Skip to main content
"""
Batch Agent-as-Judge Evaluation
===============================

Demonstrates evaluating multiple cases in one run.
"""

from agno.db.sqlite import SqliteDb
from agno.eval.agent_as_judge import AgentAsJudgeEval

# ---------------------------------------------------------------------------
# Create Database
# ---------------------------------------------------------------------------
db = SqliteDb(db_file="tmp/agent_as_judge_batch.db")

# ---------------------------------------------------------------------------
# Create Evaluation
# ---------------------------------------------------------------------------
evaluation = AgentAsJudgeEval(
    name="Customer Service Quality",
    criteria="Response should be empathetic, professional, and helpful",
    scoring_strategy="binary",
    db=db,
)

# ---------------------------------------------------------------------------
# Run Evaluation
# ---------------------------------------------------------------------------
if __name__ == "__main__":
    result = evaluation.run(
        cases=[
            {
                "input": "My order is delayed and I'm very upset!",
                "output": "I sincerely apologize for the delay.
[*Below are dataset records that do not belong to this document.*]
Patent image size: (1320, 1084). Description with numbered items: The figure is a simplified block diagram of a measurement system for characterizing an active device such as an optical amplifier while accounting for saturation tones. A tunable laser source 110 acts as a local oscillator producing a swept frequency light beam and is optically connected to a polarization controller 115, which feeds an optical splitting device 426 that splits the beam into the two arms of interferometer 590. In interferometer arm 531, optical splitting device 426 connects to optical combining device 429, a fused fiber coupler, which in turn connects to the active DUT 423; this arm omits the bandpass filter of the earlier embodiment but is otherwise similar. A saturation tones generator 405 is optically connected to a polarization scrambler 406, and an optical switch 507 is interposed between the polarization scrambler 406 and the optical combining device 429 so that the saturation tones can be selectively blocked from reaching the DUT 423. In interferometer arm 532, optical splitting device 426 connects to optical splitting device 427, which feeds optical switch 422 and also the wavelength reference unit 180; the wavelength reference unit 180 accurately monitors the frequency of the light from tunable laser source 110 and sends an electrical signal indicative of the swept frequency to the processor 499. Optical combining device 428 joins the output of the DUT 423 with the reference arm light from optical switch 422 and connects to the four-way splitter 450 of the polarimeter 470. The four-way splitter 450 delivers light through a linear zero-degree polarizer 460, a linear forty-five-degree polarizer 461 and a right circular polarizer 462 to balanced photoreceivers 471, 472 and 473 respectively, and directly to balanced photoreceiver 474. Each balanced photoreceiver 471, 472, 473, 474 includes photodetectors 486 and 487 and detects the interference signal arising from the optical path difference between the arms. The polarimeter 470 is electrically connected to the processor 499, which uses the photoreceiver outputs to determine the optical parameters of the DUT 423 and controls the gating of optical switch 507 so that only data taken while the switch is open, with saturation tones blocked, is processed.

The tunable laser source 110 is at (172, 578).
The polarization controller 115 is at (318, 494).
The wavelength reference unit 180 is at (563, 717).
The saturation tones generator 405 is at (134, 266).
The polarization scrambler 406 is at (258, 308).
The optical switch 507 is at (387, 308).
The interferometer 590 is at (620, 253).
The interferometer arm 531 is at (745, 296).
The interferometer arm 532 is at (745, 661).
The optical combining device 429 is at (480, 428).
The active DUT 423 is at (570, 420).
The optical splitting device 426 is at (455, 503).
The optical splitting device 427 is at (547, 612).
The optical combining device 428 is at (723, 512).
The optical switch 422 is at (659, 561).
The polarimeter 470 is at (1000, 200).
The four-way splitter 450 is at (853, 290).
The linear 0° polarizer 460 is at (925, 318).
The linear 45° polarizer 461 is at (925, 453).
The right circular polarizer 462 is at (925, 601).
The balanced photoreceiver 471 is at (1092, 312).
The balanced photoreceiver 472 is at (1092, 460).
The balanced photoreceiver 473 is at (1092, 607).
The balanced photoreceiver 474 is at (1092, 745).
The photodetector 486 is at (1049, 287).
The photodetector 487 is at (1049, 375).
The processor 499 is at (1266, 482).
I understand how frustrating this must be. Let me check your order status right away and see how we can make this right for you.",
            },
            {
                "input": "Can you help me with a refund?",
                "output": "Of course! I'd be happy to help with your refund. Could you please provide your order number so I can process this quickly for you?",
            },
            {
                "input": "Your product is terrible!",
                "output": "I'm sorry to hear you're disappointed. Your feedback is valuable to us. Could you share more details about what went wrong so we can improve?",
            },
        ],
        print_results=True,
        print_summary=True,
    )

    print(f"Pass rate: {result.pass_rate:.1f}%")
    print(f"Passed: {sum(1 for r in result.results if r.passed)}/{len(result.results)}")

    print("Database Results:")
    eval_runs = db.get_eval_runs()
    print(f"Total evaluations stored: {len(eval_runs)}")
    if eval_runs:
        latest = eval_runs[-1]
        print(f"Eval ID: {latest.run_id}")
        print(f"Cases evaluated: {len(result.results)}")

Run the Example

# Clone and setup repo
git clone https://github.com/agno-agi/agno.git
cd agno/cookbook/09_evals/agent_as_judge

# Create and activate virtual environment
./scripts/demo_setup.sh
source .venvs/demo/bin/activate

python agent_as_judge_batch.py